A large-scale analysis published in the Proceedings of the National Academy of Sciences examined brain imaging data from over 1,400 individuals and found that very few people had a brain composed entirely of features at the male end or entirely at the female end of the measured distributions. The vast majority of brains were a mosaic: some features more commonly associated with males, others more commonly associated with females, combined in patterns that were largely unique to each individual. When the researchers looked at whether people clustered into two distinct brain types, they did not. The categories dissolved into a continuum when examined carefully enough.
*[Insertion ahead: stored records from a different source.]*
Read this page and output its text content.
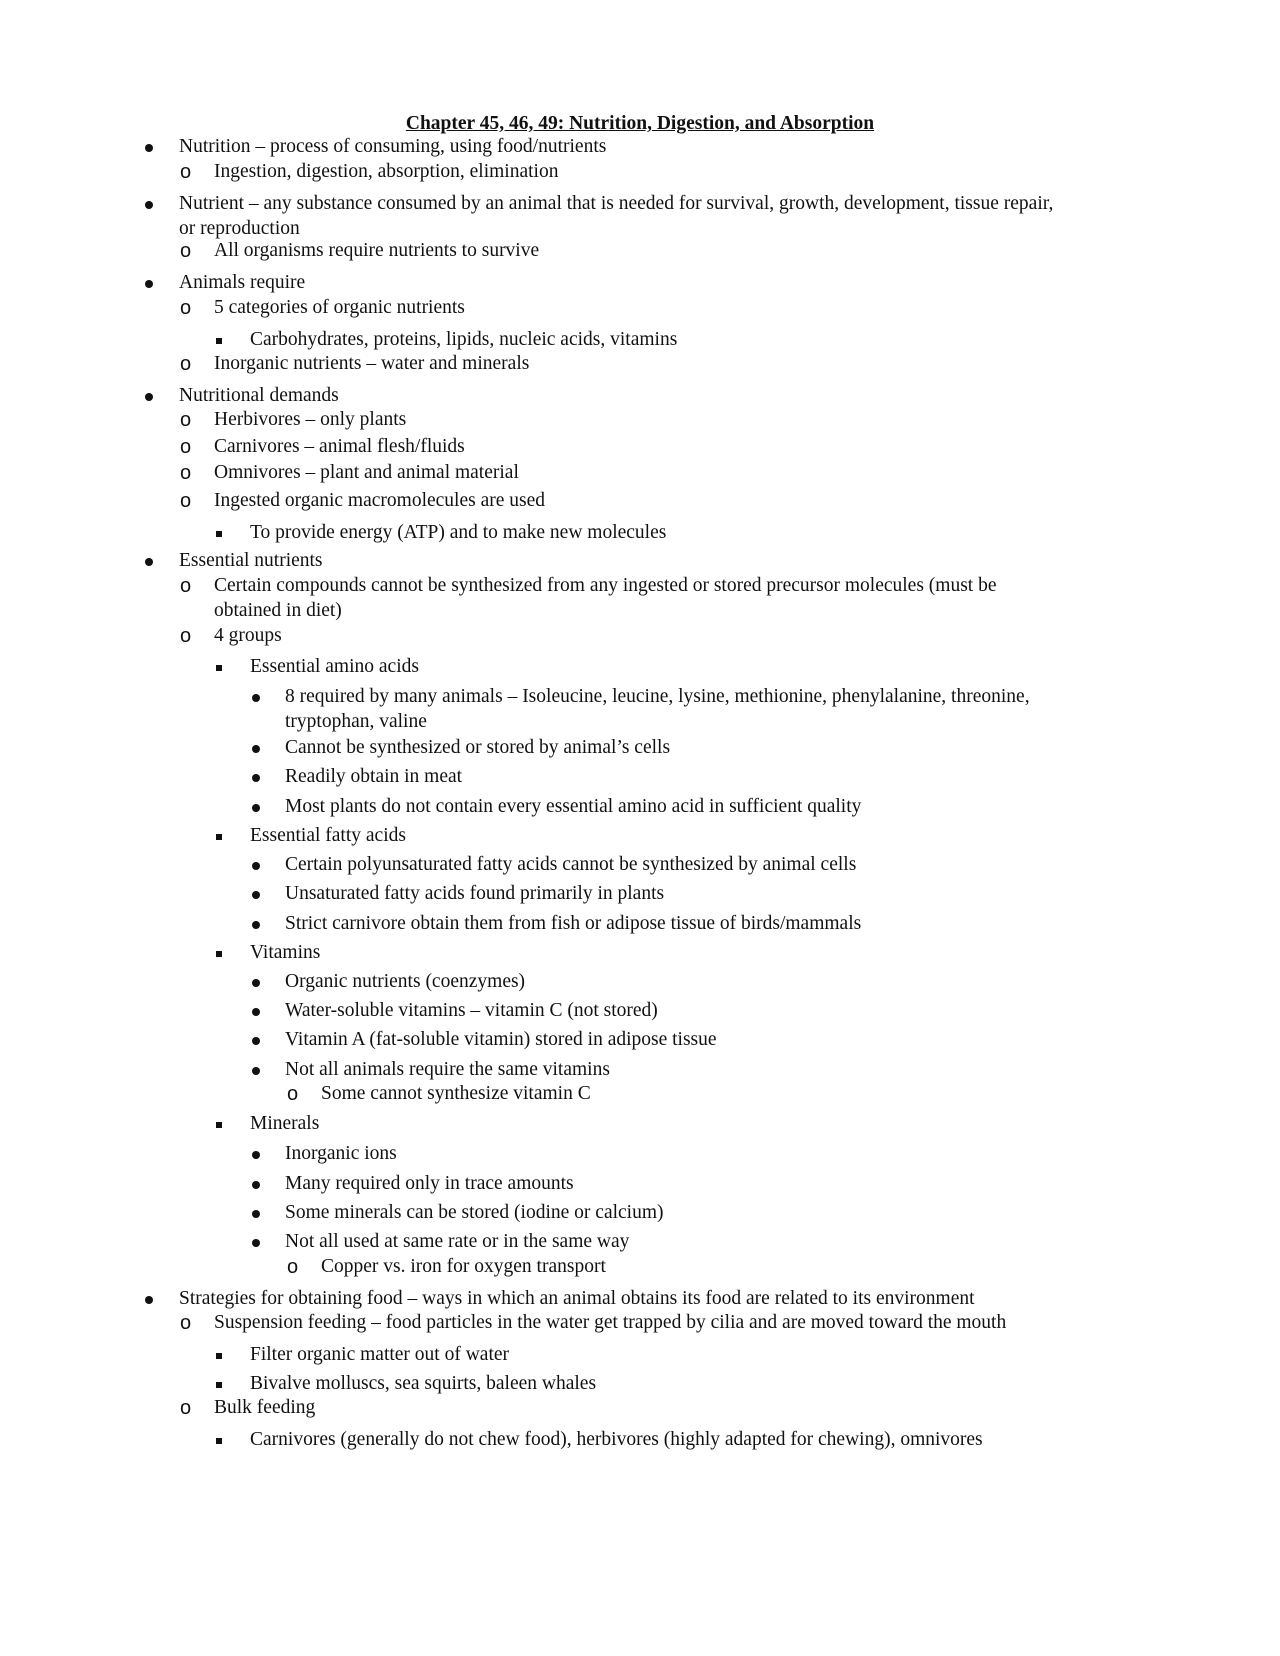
Chapter 45, 46, 49: Nutrition, Digestion, and Absorption
Nutrition – process of consuming, using food/nutrients
o Ingestion, digestion, absorption, elimination
Nutrient – any substance consumed by an animal that is needed for survival, growth, development, tissue repair, or reproduction
o All organisms require nutrients to survive
Animals require
o 5 categories of organic nutrients
Carbohydrates, proteins, lipids, nucleic acids, vitamins
o Inorganic nutrients – water and minerals
Nutritional demands
o Herbivores – only plants
o Carnivores – animal flesh/fluids
o Omnivores – plant and animal material
o Ingested organic macromolecules are used
To provide energy (ATP) and to make new molecules
Essential nutrients
o Certain compounds cannot be synthesized from any ingested or stored precursor molecules (must be obtained in diet)
o 4 groups
Essential amino acids
8 required by many animals – Isoleucine, leucine, lysine, methionine, phenylalanine, threonine, tryptophan, valine
Cannot be synthesized or stored by animal’s cells
Readily obtain in meat
Most plants do not contain every essential amino acid in sufficient quality
Essential fatty acids
Certain polyunsaturated fatty acids cannot be synthesized by animal cells
Unsaturated fatty acids found primarily in plants
Strict carnivore obtain them from fish or adipose tissue of birds/mammals
Vitamins
Organic nutrients (coenzymes)
Water-soluble vitamins – vitamin C (not stored)
Vitamin A (fat-soluble vitamin) stored in adipose tissue
Not all animals require the same vitamins
o Some cannot synthesize vitamin C
Minerals
Inorganic ions
Many required only in trace amounts
Some minerals can be stored (iodine or calcium)
Not all used at same rate or in the same way
o Copper vs. iron for oxygen transport
Strategies for obtaining food – ways in which an animal obtains its food are related to its environment
o Suspension feeding – food particles in the water get trapped by cilia and are moved toward the mouth
Filter organic matter out of water
Bivalve molluscs, sea squirts, baleen whales
o Bulk feeding
Carnivores (generally do not chew food), herbivores (highly adapted for chewing), omnivores
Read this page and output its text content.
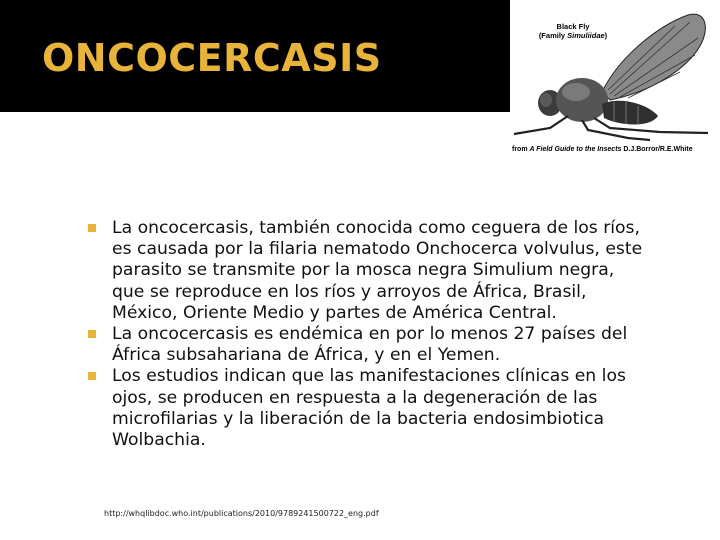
ONCOCERCASIS
Black Fly
(Family Simuliidae)
from A Field Guide to the Insects D.J.Borror/R.E.White
La oncocercasis, también conocida como ceguera de los ríos, es causada por la filaria nematodo Onchocerca volvulus, este parasito se transmite por la mosca negra Simulium negra, que se reproduce en los ríos y arroyos de África, Brasil, México, Oriente Medio y partes de América Central.
La oncocercasis es endémica en por lo menos 27 países del África subsahariana de África, y en el Yemen.
Los estudios indican que las manifestaciones clínicas en los ojos, se producen en respuesta a la degeneración de las microfilarias y la liberación de la bacteria endosimbiotica Wolbachia.
http://whqlibdoc.who.int/publications/2010/9789241500722_eng.pdf
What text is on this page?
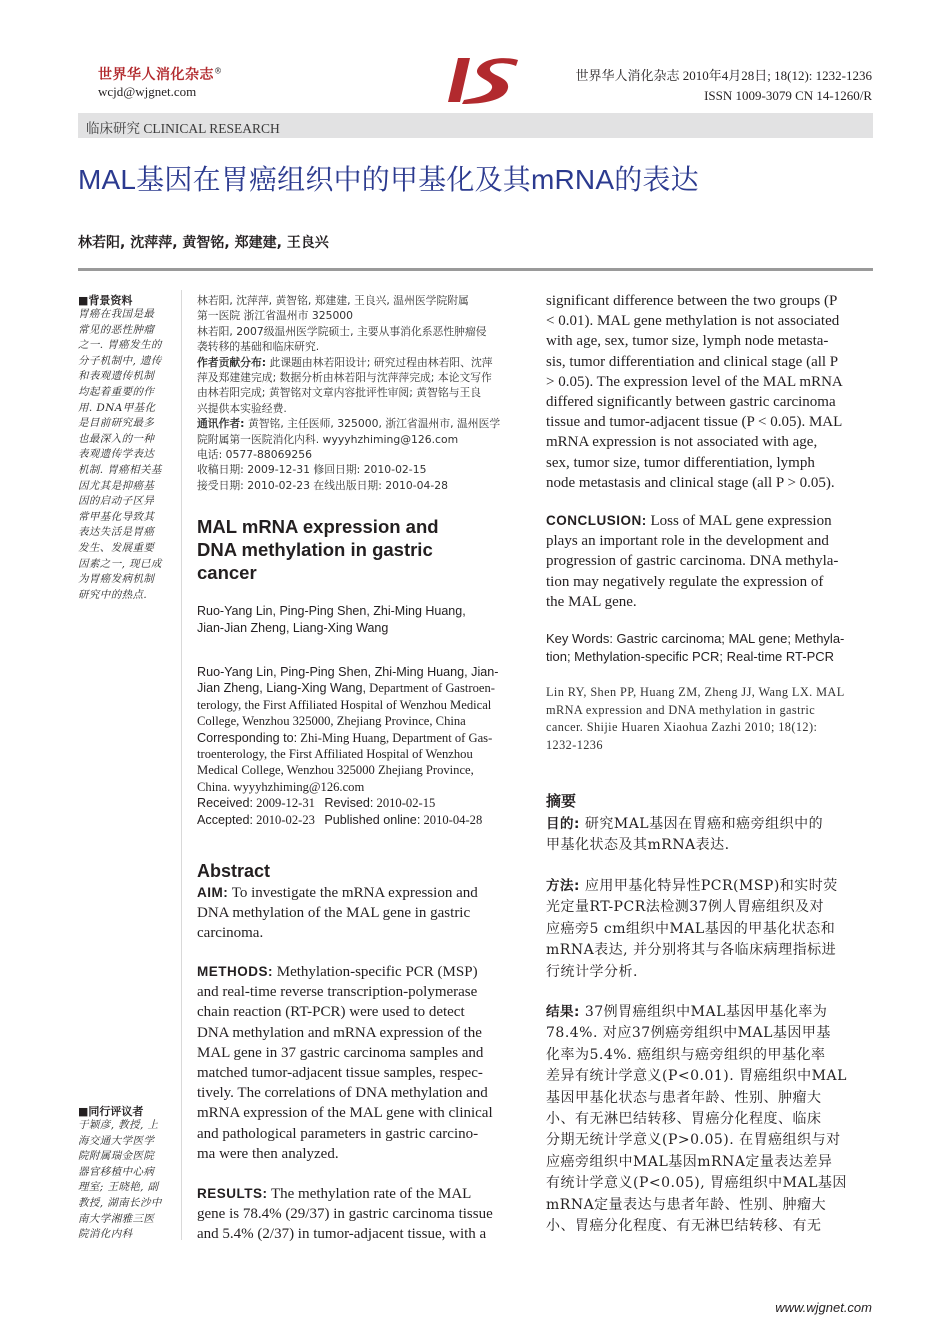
世界华人消化杂志®
wcjd@wjgnet.com
世界华人消化杂志 2010年4月28日; 18(12): 1232-1236
ISSN 1009-3079 CN 14-1260/R
临床研究 CLINICAL RESEARCH
MAL基因在胃癌组织中的甲基化及其mRNA的表达
林若阳, 沈萍萍, 黄智铭, 郑建建, 王良兴
■背景资料
胃癌在我国是最
常见的恶性肿瘤
之一. 胃癌发生的
分子机制中, 遗传
和表观遗传机制
均起着重要的作
用. DNA甲基化
是目前研究最多
也最深入的一种
表观遗传学表达
机制. 胃癌相关基
因尤其是抑癌基
因的启动子区异
常甲基化导致其
表达失活是胃癌
发生、发展重要
因素之一, 现已成
为胃癌发病机制
研究中的热点.
■同行评议者
于颖彦, 教授, 上
海交通大学医学
院附属瑞金医院
器官移植中心病
理室; 王晓艳, 副
教授, 湖南长沙中
南大学湘雅三医
院消化内科
林若阳, 沈萍萍, 黄智铭, 郑建建, 王良兴, 温州医学院附属
第一医院 浙江省温州市 325000
林若阳, 2007级温州医学院硕士, 主要从事消化系恶性肿瘤侵
袭转移的基础和临床研究.
作者贡献分布: 此课题由林若阳设计; 研究过程由林若阳、沈萍
萍及郑建建完成; 数据分析由林若阳与沈萍萍完成; 本论文写作
由林若阳完成; 黄智铭对文章内容批评性审阅; 黄智铭与王良
兴提供本实验经费.
通讯作者: 黄智铭, 主任医师, 325000, 浙江省温州市, 温州医学
院附属第一医院消化内科. wyyyhzhiming@126.com
电话: 0577-88069256
收稿日期: 2009-12-31 修回日期: 2010-02-15
接受日期: 2010-02-23 在线出版日期: 2010-04-28
MAL mRNA expression and
DNA methylation in gastric
cancer
Ruo-Yang Lin, Ping-Ping Shen, Zhi-Ming Huang,
Jian-Jian Zheng, Liang-Xing Wang
Ruo-Yang Lin, Ping-Ping Shen, Zhi-Ming Huang, Jian-
Jian Zheng, Liang-Xing Wang, Department of Gastroen-
terology, the First Affiliated Hospital of Wenzhou Medical
College, Wenzhou 325000, Zhejiang Province, China
Corresponding to: Zhi-Ming Huang, Department of Gas-
troenterology, the First Affiliated Hospital of Wenzhou
Medical College, Wenzhou 325000 Zhejiang Province,
China. wyyyhzhiming@126.com
Received: 2009-12-31 Revised: 2010-02-15
Accepted: 2010-02-23 Published online: 2010-04-28
Abstract
AIM: To investigate the mRNA expression and
DNA methylation of the MAL gene in gastric
carcinoma.
METHODS: Methylation-specific PCR (MSP)
and real-time reverse transcription-polymerase
chain reaction (RT-PCR) were used to detect
DNA methylation and mRNA expression of the
MAL gene in 37 gastric carcinoma samples and
matched tumor-adjacent tissue samples, respec-
tively. The correlations of DNA methylation and
mRNA expression of the MAL gene with clinical
and pathological parameters in gastric carcino-
ma were then analyzed.
RESULTS: The methylation rate of the MAL
gene is 78.4% (29/37) in gastric carcinoma tissue
and 5.4% (2/37) in tumor-adjacent tissue, with a
significant difference between the two groups (P
< 0.01). MAL gene methylation is not associated
with age, sex, tumor size, lymph node metasta-
sis, tumor differentiation and clinical stage (all P
> 0.05). The expression level of the MAL mRNA
differed significantly between gastric carcinoma
tissue and tumor-adjacent tissue (P < 0.05). MAL
mRNA expression is not associated with age,
sex, tumor size, tumor differentiation, lymph
node metastasis and clinical stage (all P > 0.05).
CONCLUSION: Loss of MAL gene expression
plays an important role in the development and
progression of gastric carcinoma. DNA methyla-
tion may negatively regulate the expression of
the MAL gene.
Key Words: Gastric carcinoma; MAL gene; Methyla-
tion; Methylation-specific PCR; Real-time RT-PCR
Lin RY, Shen PP, Huang ZM, Zheng JJ, Wang LX. MAL
mRNA expression and DNA methylation in gastric
cancer. Shijie Huaren Xiaohua Zazhi 2010; 18(12):
1232-1236
摘要
目的: 研究MAL基因在胃癌和癌旁组织中的
甲基化状态及其mRNA表达.
方法: 应用甲基化特异性PCR(MSP)和实时荧
光定量RT-PCR法检测37例人胃癌组织及对
应癌旁5 cm组织中MAL基因的甲基化状态和
mRNA表达, 并分别将其与各临床病理指标进
行统计学分析.
结果: 37例胃癌组织中MAL基因甲基化率为
78.4%. 对应37例癌旁组织中MAL基因甲基
化率为5.4%. 癌组织与癌旁组织的甲基化率
差异有统计学意义(P<0.01). 胃癌组织中MAL
基因甲基化状态与患者年龄、性别、肿瘤大
小、有无淋巴结转移、胃癌分化程度、临床
分期无统计学意义(P>0.05). 在胃癌组织与对
应癌旁组织中MAL基因mRNA定量表达差异
有统计学意义(P<0.05), 胃癌组织中MAL基因
mRNA定量表达与患者年龄、性别、肿瘤大
小、胃癌分化程度、有无淋巴结转移、有无
www.wjgnet.com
This mosaic does not arise randomly. It is the product of the same multifactorial processes that shape the rest of sex biology: genetic background, hormonal exposure across different developmental windows, and the continuous influence of environment and experience across a lifetime. These factors do not simply add up in a predictable way; they interact, and the same hormonal signal can produce different outcomes depending on which tissues are involved, which genes are active, and at which moment in development it arrives.
Gender identity, within this framework, emerges not from a single organising switch but from the accumulated history of these interactions across brain circuits involved in self-perception, embodiment, and social cognition. Neuroimaging studies show that these circuits respond preferentially to stimuli aligned with a person’s experienced gender identity, regardless of sex assigned at birth, suggesting that what we call gender identity is not a social label imposed on a neutral biology but a deeply embedded feature of how the brain represents the self.
What Science Has Had to Unlearn Before
None of this means that biological sex is not real, or that the patterns we observe between males and females across populations are meaningless. They are real, and they matter. But the history of science is full of cases where a category that seemed self-evidently fixed turned out, on closer inspection, to be far more complicated than the prevailing model allowed. Consider one of the most foundational principles in all of biology, the central dogma, the idea that genetic information flows in one direction only: from DNA to RNA to protein. It has been taught in every biology classroom for decades as one of the pillars of modern science. Earlier this year, a study published in Science described bacterial proteins that use their own structure as a mould to synthesise DNA, bypassing the nucleic acid template entirely. A principle that generations of scientists were trained to treat as settled turned out to need revision.
It is worth considering that whenever claims about gender and biology are presented as self-evident truths, it is important to question their validity. Public debate on this rests, at least in part, on the premise that biological sex is a clear, fixed, and binary fact that science has settled. What recent research actually seems to point to is that sex is a multidimensional biological space, that the boundaries between categories are less sharp than the textbook version implies, and that the people who fall outside the most common presentations are not exceptions or unnatural to the rule but part of the same biological continuum that produces the rule in the first place. Pride Month, among other things, seems like a reasonable moment to ask whether the certainty being said in every corner and debate was ever as solid as it was claimed to be.